Young Osprey sibling found dead after fall from Richmond tree


One of the osprey offspring siblings born last May at a nest next the historic SS Red Oak Victory in Richmond has died, the Golden Gate Audubon Society announced on social media Friday.

Peace-up, the oldest of three osprey fledglings born this year to parents Rosie and Richmond, was seen falling from a tree in Corte Madera on Oct. 1 and died a short time later, according to observers.

"There were no other obvious injuries that could clue us in to cause of death," wrote Teresa Ely, banding manager of the Golden Gate Raptor Observatory. 

"Today we are in mourning," the Audubon chapter said in sharing the news on its Facebook page for the nest (

"By the time we received this information, the bird had been buried and it is too decomposed to do a necropsy to find out any more information," Ely wrote.

Peace-up was identified after being banded on the nest by the GGRO.

Banding is used to track raptors to learn more about their movements, habits, lifespan and other aspects.

Peace-up, a male, and sister Kiskasit were the latest set of fledglings raised by parents Rosie and Richmon.
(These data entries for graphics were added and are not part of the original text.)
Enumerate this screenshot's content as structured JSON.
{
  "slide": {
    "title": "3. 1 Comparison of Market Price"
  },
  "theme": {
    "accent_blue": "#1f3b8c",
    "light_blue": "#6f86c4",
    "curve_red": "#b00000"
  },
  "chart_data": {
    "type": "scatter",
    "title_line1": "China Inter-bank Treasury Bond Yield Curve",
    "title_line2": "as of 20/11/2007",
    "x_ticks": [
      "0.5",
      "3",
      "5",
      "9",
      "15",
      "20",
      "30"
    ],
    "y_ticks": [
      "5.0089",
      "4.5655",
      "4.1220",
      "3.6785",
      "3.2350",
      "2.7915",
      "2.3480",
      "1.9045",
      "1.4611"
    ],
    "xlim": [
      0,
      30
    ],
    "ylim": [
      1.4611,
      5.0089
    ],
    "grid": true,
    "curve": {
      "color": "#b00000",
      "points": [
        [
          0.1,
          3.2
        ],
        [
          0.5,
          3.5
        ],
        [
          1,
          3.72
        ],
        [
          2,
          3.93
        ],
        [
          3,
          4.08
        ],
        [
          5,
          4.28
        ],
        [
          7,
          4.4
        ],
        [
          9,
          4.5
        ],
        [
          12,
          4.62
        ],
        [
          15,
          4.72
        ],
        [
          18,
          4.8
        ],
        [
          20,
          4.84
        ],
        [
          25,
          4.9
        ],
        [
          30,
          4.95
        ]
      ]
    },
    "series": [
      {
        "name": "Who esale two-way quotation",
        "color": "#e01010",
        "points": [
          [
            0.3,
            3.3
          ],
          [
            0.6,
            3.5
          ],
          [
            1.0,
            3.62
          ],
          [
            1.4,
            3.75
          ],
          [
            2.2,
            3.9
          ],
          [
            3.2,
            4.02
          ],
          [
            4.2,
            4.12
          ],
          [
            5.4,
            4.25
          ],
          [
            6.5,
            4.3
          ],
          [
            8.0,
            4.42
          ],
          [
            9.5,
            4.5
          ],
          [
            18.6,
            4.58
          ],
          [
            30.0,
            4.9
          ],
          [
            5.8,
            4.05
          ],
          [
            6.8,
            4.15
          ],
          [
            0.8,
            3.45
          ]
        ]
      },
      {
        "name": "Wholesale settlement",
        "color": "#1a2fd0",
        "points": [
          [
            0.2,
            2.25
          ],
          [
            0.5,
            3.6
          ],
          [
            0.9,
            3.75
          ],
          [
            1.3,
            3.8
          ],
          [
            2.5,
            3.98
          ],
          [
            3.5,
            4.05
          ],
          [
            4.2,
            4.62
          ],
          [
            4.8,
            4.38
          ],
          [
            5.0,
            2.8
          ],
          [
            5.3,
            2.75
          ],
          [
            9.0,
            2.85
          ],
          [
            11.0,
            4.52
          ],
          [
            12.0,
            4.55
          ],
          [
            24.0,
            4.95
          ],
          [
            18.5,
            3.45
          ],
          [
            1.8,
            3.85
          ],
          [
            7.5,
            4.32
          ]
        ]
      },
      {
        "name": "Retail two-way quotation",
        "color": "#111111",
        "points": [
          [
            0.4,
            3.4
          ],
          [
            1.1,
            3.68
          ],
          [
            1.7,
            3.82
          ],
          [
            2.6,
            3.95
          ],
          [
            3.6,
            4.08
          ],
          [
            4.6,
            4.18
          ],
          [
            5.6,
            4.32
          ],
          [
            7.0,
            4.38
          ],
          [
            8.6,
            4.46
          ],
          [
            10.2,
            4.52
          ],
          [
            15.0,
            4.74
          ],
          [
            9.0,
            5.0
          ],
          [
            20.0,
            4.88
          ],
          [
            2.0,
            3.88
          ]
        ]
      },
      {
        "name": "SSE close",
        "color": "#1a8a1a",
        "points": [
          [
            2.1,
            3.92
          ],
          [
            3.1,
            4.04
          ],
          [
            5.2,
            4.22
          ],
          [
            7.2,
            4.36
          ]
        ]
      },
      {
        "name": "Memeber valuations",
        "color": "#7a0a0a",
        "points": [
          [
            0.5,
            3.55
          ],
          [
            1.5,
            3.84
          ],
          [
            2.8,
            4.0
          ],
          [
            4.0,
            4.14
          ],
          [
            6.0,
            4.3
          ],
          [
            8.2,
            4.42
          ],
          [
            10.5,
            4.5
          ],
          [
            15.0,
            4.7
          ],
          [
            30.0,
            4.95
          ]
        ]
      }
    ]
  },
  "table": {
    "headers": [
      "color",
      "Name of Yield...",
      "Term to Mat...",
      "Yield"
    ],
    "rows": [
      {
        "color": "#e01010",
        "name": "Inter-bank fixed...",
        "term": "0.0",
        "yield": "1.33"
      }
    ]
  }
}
A third offspring this year died shortly after birth, likely due to hypothermia, according to the Golden Gate Audubon Society.

The names of the siblings were chosen in social media voting by fans of the Richmond osprey, who have become online celebrities followed by live streams from their nest at via cameras installed by the society in 2017.

The osprey nest is monitored by two HD live-streaming cameras and is perched 75 feet above the ground on a decommissioned World War II era whirley crane in Richmond's Shipyard 3.

The names Peace-up and Kiskasit are Native American words for osprey.

"The Confederated Tribes of Coos, Lower Umpqua, and Siuslaw Indians graciously suggested the words for Osprey from among their languages," the society said at the time the young birds were named. "First Peoples of southern Oregon know ospreys well and have shared their waters and landscapes with ospreys for thousands of years."

In the 1960s and '70s, osprey populations plummeted and the species was threatened with extinction when the pesticide DDT made Osprey eggshells so thin that they broke during incubation. 

After the federal government banned DDT, Osprey numbers rebounded and their nesting range expanded to San Francisco Bay. Ospreys began nesting along the Bay for the very first time in the early 2000s, and in 2019 there were more than 40 active nesting pairs along the Bay.

Golden Gate Audubon on Sunday posted that one of three juveniles hatched at the nest in Richmond in 2018 had been spotted in November in El Salvador.